Лялечка, или Ироничное размышление о нас, труженицах пера

Оля Иванова, после школы окончив педагогическое училище, вот уже лет пятнадцать работала парикмахером в дамском салоне. Запись к ней растягивалась на месяц, а то и побольше. И предпочитала Лялечка брать клиенток не просто так, не с улицы, а по рекомендации полезных знакомых.

Маленькая собачка до старости щенок. Лялечка, безусловно, подходила к этой категории. От природы будучи крошечного роста шатенкой, она красилась в натуральную блондинку и носила туфли на высоких каблуках.

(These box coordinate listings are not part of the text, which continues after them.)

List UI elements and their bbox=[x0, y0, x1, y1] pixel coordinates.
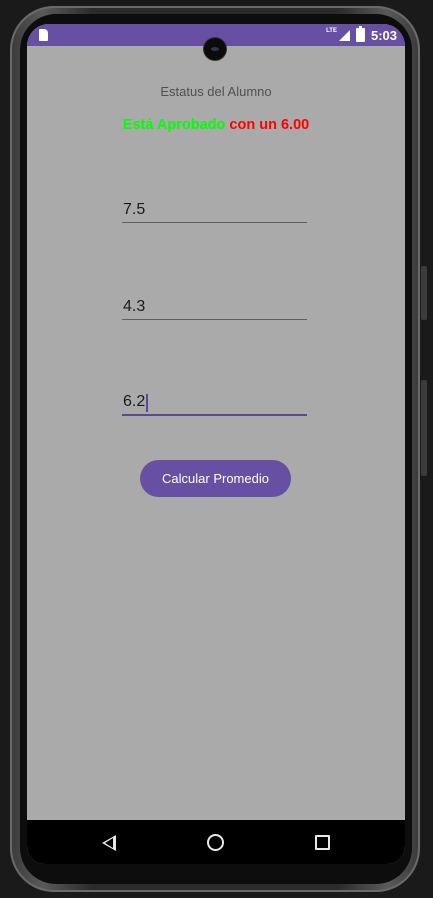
signal-icon bbox=[338, 29, 350, 41]
calculate-average-button[interactable]: Calcular Promedio bbox=[140, 460, 291, 497]
grade-input-3[interactable] bbox=[122, 390, 307, 416]
result-message: Está Aprobado con un 6.00 bbox=[27, 117, 405, 133]
grade-input-1[interactable] bbox=[122, 197, 307, 223]
device-frame: LTE 5:03 Estatus del Alumno Está Aprobad… bbox=[0, 0, 433, 898]
text-cursor bbox=[146, 394, 148, 412]
recents-icon[interactable] bbox=[315, 835, 330, 850]
page-title: Estatus del Alumno bbox=[160, 84, 272, 99]
back-icon[interactable] bbox=[102, 835, 116, 851]
status-indicators: LTE 5:03 bbox=[326, 26, 397, 43]
front-camera bbox=[204, 38, 226, 60]
grade-input-2[interactable] bbox=[122, 294, 307, 320]
result-average: con un 6.00 bbox=[229, 117, 310, 133]
home-icon[interactable] bbox=[207, 834, 224, 851]
app-screen: LTE 5:03 Estatus del Alumno Está Aprobad… bbox=[27, 24, 405, 864]
battery-icon bbox=[355, 26, 365, 42]
navigation-bar bbox=[27, 820, 405, 864]
sim-card-icon bbox=[39, 29, 48, 41]
power-button bbox=[421, 380, 427, 476]
status-time: 5:03 bbox=[370, 27, 397, 43]
network-type: LTE bbox=[326, 28, 337, 34]
result-status: Está Aprobado bbox=[122, 117, 226, 133]
volume-button bbox=[421, 266, 427, 320]
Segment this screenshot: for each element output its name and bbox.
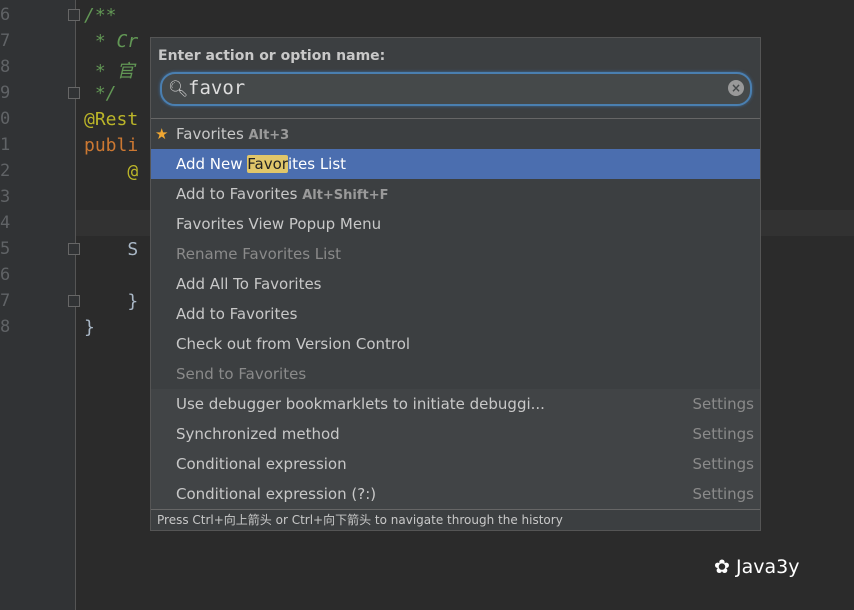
- list-item[interactable]: Check out from Version Control: [151, 329, 760, 359]
- watermark-text: Java3y: [735, 556, 800, 578]
- match-highlight: Favor: [247, 155, 288, 173]
- line-number: 9: [0, 83, 11, 103]
- list-item[interactable]: Add to Favorites: [151, 299, 760, 329]
- clear-icon[interactable]: ×: [728, 80, 744, 96]
- code-line: @Rest: [84, 109, 139, 130]
- search-input[interactable]: 🔍︎ favor ×: [160, 72, 752, 106]
- item-label: Conditional expression (?:): [176, 485, 377, 503]
- line-number: 7: [0, 31, 11, 51]
- results-list: ★ Favorites Alt+3 Add New Favorites List…: [151, 118, 760, 509]
- history-hint: Press Ctrl+向上箭头 or Ctrl+向下箭头 to navigate…: [151, 509, 760, 530]
- item-category: Settings: [692, 395, 754, 413]
- star-icon: ★: [155, 125, 169, 143]
- search-icon: 🔍︎: [168, 79, 189, 98]
- find-action-popup: Enter action or option name: 🔍︎ favor × …: [150, 37, 761, 531]
- popup-title: Enter action or option name:: [158, 48, 386, 64]
- item-label: Conditional expression: [176, 455, 347, 473]
- item-shortcut: Alt+Shift+F: [302, 188, 389, 203]
- search-value: favor: [188, 77, 246, 99]
- item-label-pre: Add New: [176, 155, 248, 173]
- item-label: Use debugger bookmarklets to initiate de…: [176, 395, 545, 413]
- code-line: }: [84, 291, 139, 312]
- list-item[interactable]: Conditional expression (?:) Settings: [151, 479, 760, 509]
- line-number: 6: [0, 5, 11, 25]
- item-category: Settings: [692, 425, 754, 443]
- code-line: }: [84, 317, 95, 338]
- fold-icon[interactable]: [68, 9, 80, 21]
- item-category: Settings: [692, 485, 754, 503]
- fold-icon[interactable]: [68, 295, 80, 307]
- list-item[interactable]: Add All To Favorites: [151, 269, 760, 299]
- line-number: 6: [0, 265, 11, 285]
- code-line: * Cr: [84, 31, 139, 52]
- code-line: @: [84, 161, 139, 182]
- group-header-favorites[interactable]: ★ Favorites Alt+3: [151, 119, 760, 149]
- item-label: Rename Favorites List: [176, 245, 342, 263]
- item-label: Add to Favorites: [176, 185, 298, 203]
- list-item[interactable]: Synchronized method Settings: [151, 419, 760, 449]
- item-category: Settings: [692, 455, 754, 473]
- fold-icon[interactable]: [68, 87, 80, 99]
- item-label: Favorites View Popup Menu: [176, 215, 382, 233]
- code-line: * 官: [84, 61, 135, 82]
- line-number: 8: [0, 57, 11, 77]
- item-label: Send to Favorites: [176, 365, 307, 383]
- line-number: 1: [0, 135, 11, 155]
- list-item[interactable]: Conditional expression Settings: [151, 449, 760, 479]
- line-number: 5: [0, 239, 11, 259]
- list-item[interactable]: Favorites View Popup Menu: [151, 209, 760, 239]
- code-line: /**: [84, 5, 117, 26]
- code-line: publi: [84, 135, 139, 156]
- line-number: 0: [0, 109, 11, 129]
- line-number: 4: [0, 213, 11, 233]
- watermark: ✿ Java3y: [714, 556, 800, 578]
- line-number: 2: [0, 161, 11, 181]
- item-shortcut: Alt+3: [248, 128, 290, 143]
- item-label: Add All To Favorites: [176, 275, 322, 293]
- line-number: 8: [0, 317, 11, 337]
- list-item[interactable]: Add to Favorites Alt+Shift+F: [151, 179, 760, 209]
- fold-icon[interactable]: [68, 243, 80, 255]
- item-label: Favorites: [176, 125, 244, 143]
- item-label: Check out from Version Control: [176, 335, 411, 353]
- item-label-post: ites List: [287, 155, 347, 173]
- line-number: 3: [0, 187, 11, 207]
- item-label: Synchronized method: [176, 425, 340, 443]
- list-item-selected[interactable]: Add New Favorites List: [151, 149, 760, 179]
- list-item[interactable]: Use debugger bookmarklets to initiate de…: [151, 389, 760, 419]
- code-line: S: [84, 239, 139, 260]
- list-item[interactable]: Rename Favorites List: [151, 239, 760, 269]
- line-gutter: 6 7 8 9 0 1 2 3 4 5 6 7 8: [0, 0, 76, 610]
- item-label: Add to Favorites: [176, 305, 298, 323]
- line-number: 7: [0, 291, 11, 311]
- code-line: */: [84, 83, 117, 104]
- list-item[interactable]: Send to Favorites: [151, 359, 760, 389]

– У меня от низких ноги болят, – заявляла она вопреки здравому смыслу и для убедительности воинственно топала маленькой ножкой. Ко всему прочему следует добавить, что Лялечкин муж трудился механиком в автосервисе, а дочка выросла уже настолько, что через год собралась поступать в то же самое педучилище.

Лялечка зарабатывала прилично. А могла бы гораздо больше, но у нее был свой принцип – она никогда не брала клиенток сверх рабочего времени.

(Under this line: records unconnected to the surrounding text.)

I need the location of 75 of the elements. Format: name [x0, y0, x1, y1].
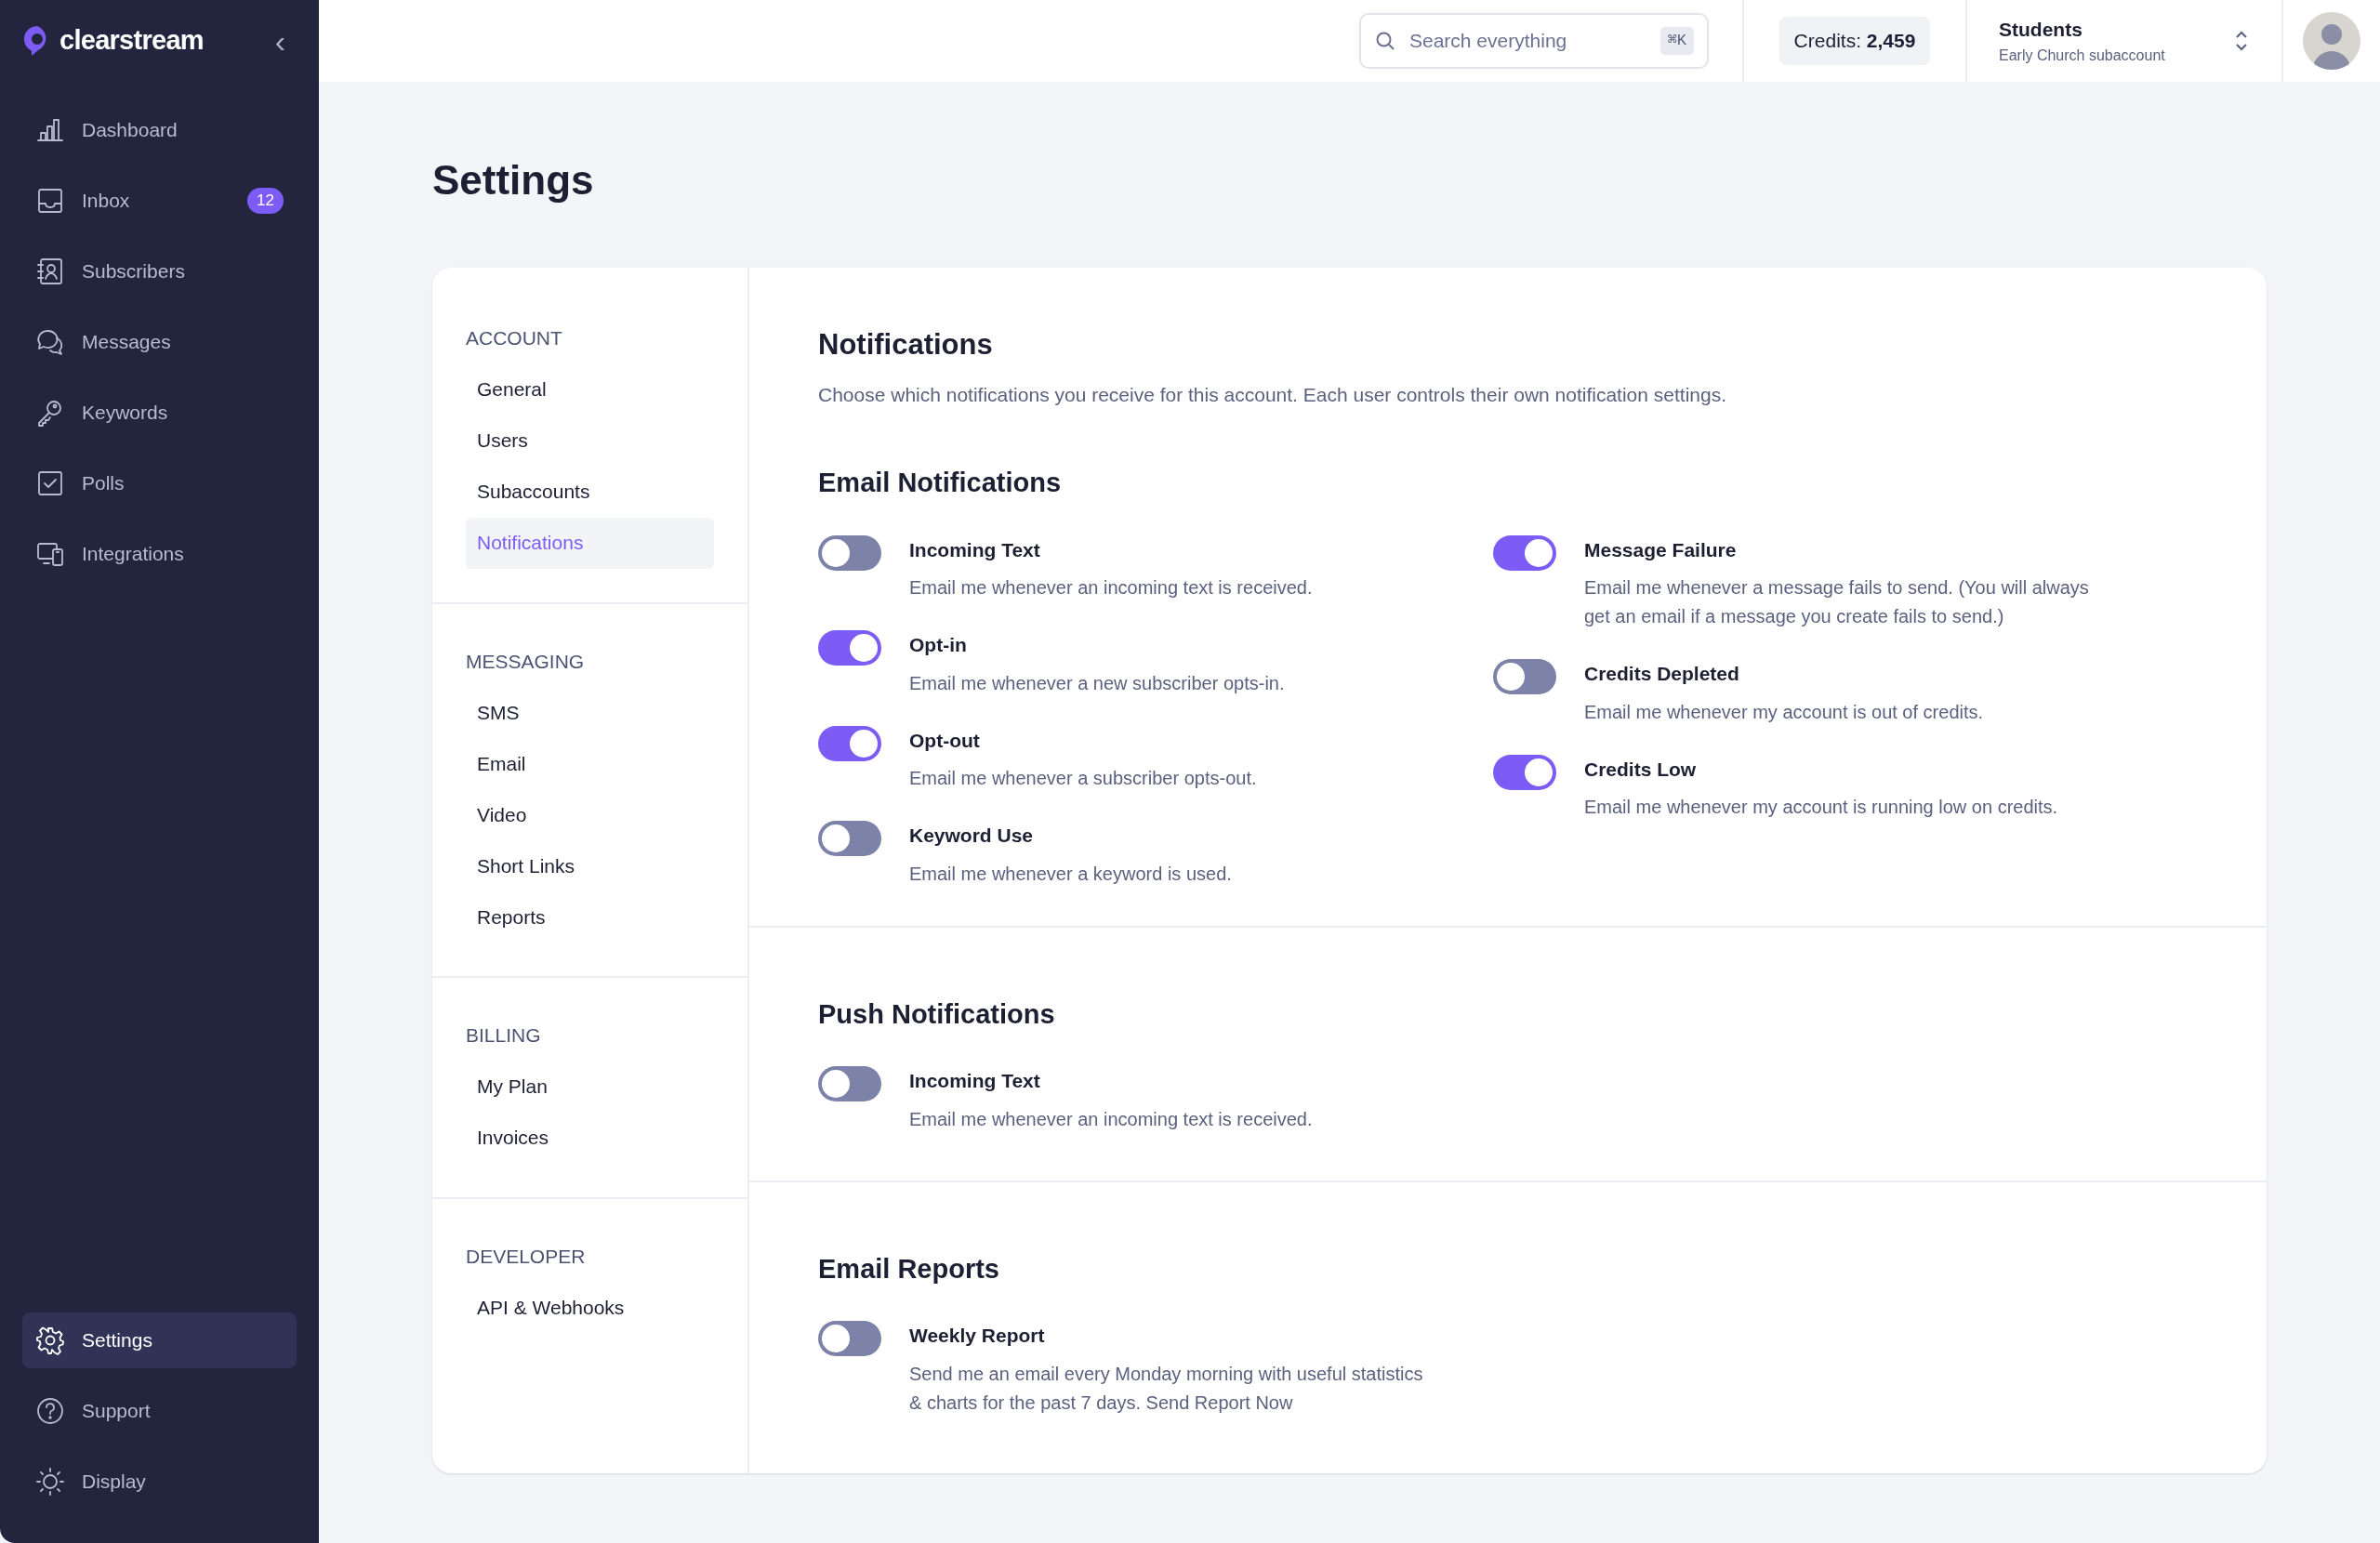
sidebar-item[interactable]: Dashboard: [22, 102, 297, 158]
option-title: Incoming Text: [909, 1069, 1041, 1093]
option-title: Opt-out: [909, 728, 981, 753]
settings-nav-item[interactable]: Video: [466, 789, 714, 840]
account-name: Students: [1999, 18, 2083, 43]
chat-bubbles-icon: [35, 327, 65, 357]
credits-badge: Credits: 2,459: [1778, 17, 1931, 65]
option-title: Incoming Text: [909, 537, 1041, 562]
settings-nav-item[interactable]: My Plan: [466, 1061, 714, 1113]
account-subtitle: Early Church subaccount: [1999, 46, 2165, 65]
nav-section-heading: MESSAGING: [466, 649, 586, 674]
section-title: Notifications: [818, 327, 994, 363]
sidebar-item[interactable]: Inbox 12: [22, 173, 297, 229]
settings-nav-item[interactable]: API & Webhooks: [466, 1282, 714, 1333]
sidebar-item[interactable]: Polls: [22, 455, 297, 511]
option-description: Email me whenever a new subscriber opts-in.: [909, 671, 1285, 695]
toggle-switch[interactable]: [818, 821, 881, 856]
settings-icon: [35, 1325, 65, 1355]
option-description: Email me whenever a subscriber opts-out.: [909, 767, 1257, 790]
nav-section-heading: ACCOUNT: [466, 326, 563, 350]
account-switcher[interactable]: Students Early Church subaccount: [1965, 0, 2281, 82]
option-description: Email me whenever a keyword is used.: [909, 862, 1232, 886]
toggle-switch[interactable]: [1493, 534, 1556, 571]
option-title: Message Failure: [1584, 537, 1738, 562]
toggle-switch[interactable]: [818, 725, 881, 761]
section-heading: Push Notifications: [818, 997, 1056, 1031]
help-circle-icon: [35, 1396, 65, 1426]
search-icon: [1374, 30, 1396, 52]
keyboard-shortcut: ⌘K: [1659, 27, 1694, 55]
nav-section-heading: DEVELOPER: [466, 1244, 587, 1269]
settings-nav-item[interactable]: Reports: [466, 891, 714, 943]
settings-nav-item[interactable]: Notifications: [466, 517, 714, 569]
settings-nav-item[interactable]: Users: [466, 415, 714, 467]
option-description: Email me whenever a message fails to send. (You will always get an email if a message you create fails to send.): [1584, 576, 2090, 628]
sidebar-item[interactable]: Messages: [22, 314, 297, 370]
sidebar-item[interactable]: Support: [22, 1383, 297, 1439]
settings-nav-item[interactable]: Email: [466, 738, 714, 789]
option-description: Email me whenever an incoming text is received.: [909, 576, 1313, 600]
toggle-switch[interactable]: [818, 534, 881, 571]
page-title: Settings: [432, 160, 595, 201]
option-title: Weekly Report: [909, 1324, 1046, 1348]
toggle-switch[interactable]: [1493, 754, 1556, 790]
settings-nav-item[interactable]: SMS: [466, 687, 714, 738]
toggle-switch[interactable]: [818, 1066, 881, 1101]
section-heading: Email Notifications: [818, 467, 1063, 499]
option-title: Opt-in: [909, 633, 968, 657]
count-badge: 12: [247, 188, 284, 214]
option-title: Keyword Use: [909, 824, 1035, 848]
option-description: Email me whenever an incoming text is received.: [909, 1107, 1313, 1131]
app-logo-text: clearstream: [60, 24, 204, 58]
toggle-switch[interactable]: [818, 630, 881, 666]
settings-nav-item[interactable]: Subaccounts: [466, 466, 714, 518]
settings-nav-item[interactable]: Short Links: [466, 840, 714, 891]
sidebar-item[interactable]: Settings: [22, 1312, 297, 1368]
sun-icon: [35, 1467, 65, 1497]
option-description: Send me an email every Monday morning with useful statistics & charts for the past 7 days. Send Report Now: [909, 1362, 1424, 1415]
collapse-sidebar-button[interactable]: ‹: [274, 25, 285, 57]
sidebar-item[interactable]: Display: [22, 1454, 297, 1510]
toggle-switch[interactable]: [818, 1321, 881, 1356]
section-description: Choose which notifications you receive for this account. Each user controls their own notification settings.: [818, 382, 1727, 407]
settings-nav-item[interactable]: General: [466, 363, 714, 415]
checkbox-icon: [35, 468, 65, 498]
contact-book-icon: [35, 257, 65, 286]
option-title: Credits Low: [1584, 757, 1698, 782]
sidebar-item[interactable]: Integrations: [22, 526, 297, 582]
option-description: Email me whenever my account is out of credits.: [1584, 700, 1984, 724]
settings-nav-item[interactable]: Invoices: [466, 1112, 714, 1164]
option-description: Email me whenever my account is running low on credits.: [1584, 796, 2058, 819]
section-heading: Email Reports: [818, 1252, 1000, 1286]
sidebar-item[interactable]: Subscribers: [22, 244, 297, 299]
inbox-icon: [35, 186, 65, 216]
option-title: Credits Depleted: [1584, 662, 1740, 686]
toggle-switch[interactable]: [1493, 659, 1556, 694]
sidebar-item[interactable]: Keywords: [22, 385, 297, 441]
nav-section-heading: BILLING: [466, 1023, 542, 1048]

– Извините, я занята, – твердо говорила она настойчивым дамам, снимала свой фирменный халатик, складывала инструменты и уходила.

– Может быть, вы можете прийти на дом? – Клиентки подмигивали Лялечке на оба глаза.

– Нет. В свободное время я предпочитаю заниматься другим делом. – Дамы поджимали губы и думали про себя: «Здрасьте пожалуйста, гордая какая! Каким это, интересно, делом предпочитает она заниматься?» Но поскольку Лялечка стригла их так, что в течение полутора месяцев достаточно было просто встряхнуть головой, чтобы стрижка ложилась, как новенькая, вслух выражать недовольство клиентки побаивались.

Лялечка же, никому ничего не говоря, писала романы. Сначала дело у нее шло не очень, но к концу третьего года этой работы она поднаторела. Ее пальчики каждый день бойко сновали по черным клавишам компа, и сама Лялечка получала от этого процесса удовлетворение гораздо большее, чем от возни с ножницами и расческой. Муж ее увлечению не противился, потому что, занятая романами, Лялечка прощала и ему его скромные развлечения – баню с пивом по субботам да футбол по телевизору. Дочке же уже вообще интереснее было с подружками, и вот так, худо-бедно, настал день, когда Лялечка закончила третий, самый лучший, на ее взгляд, свой роман.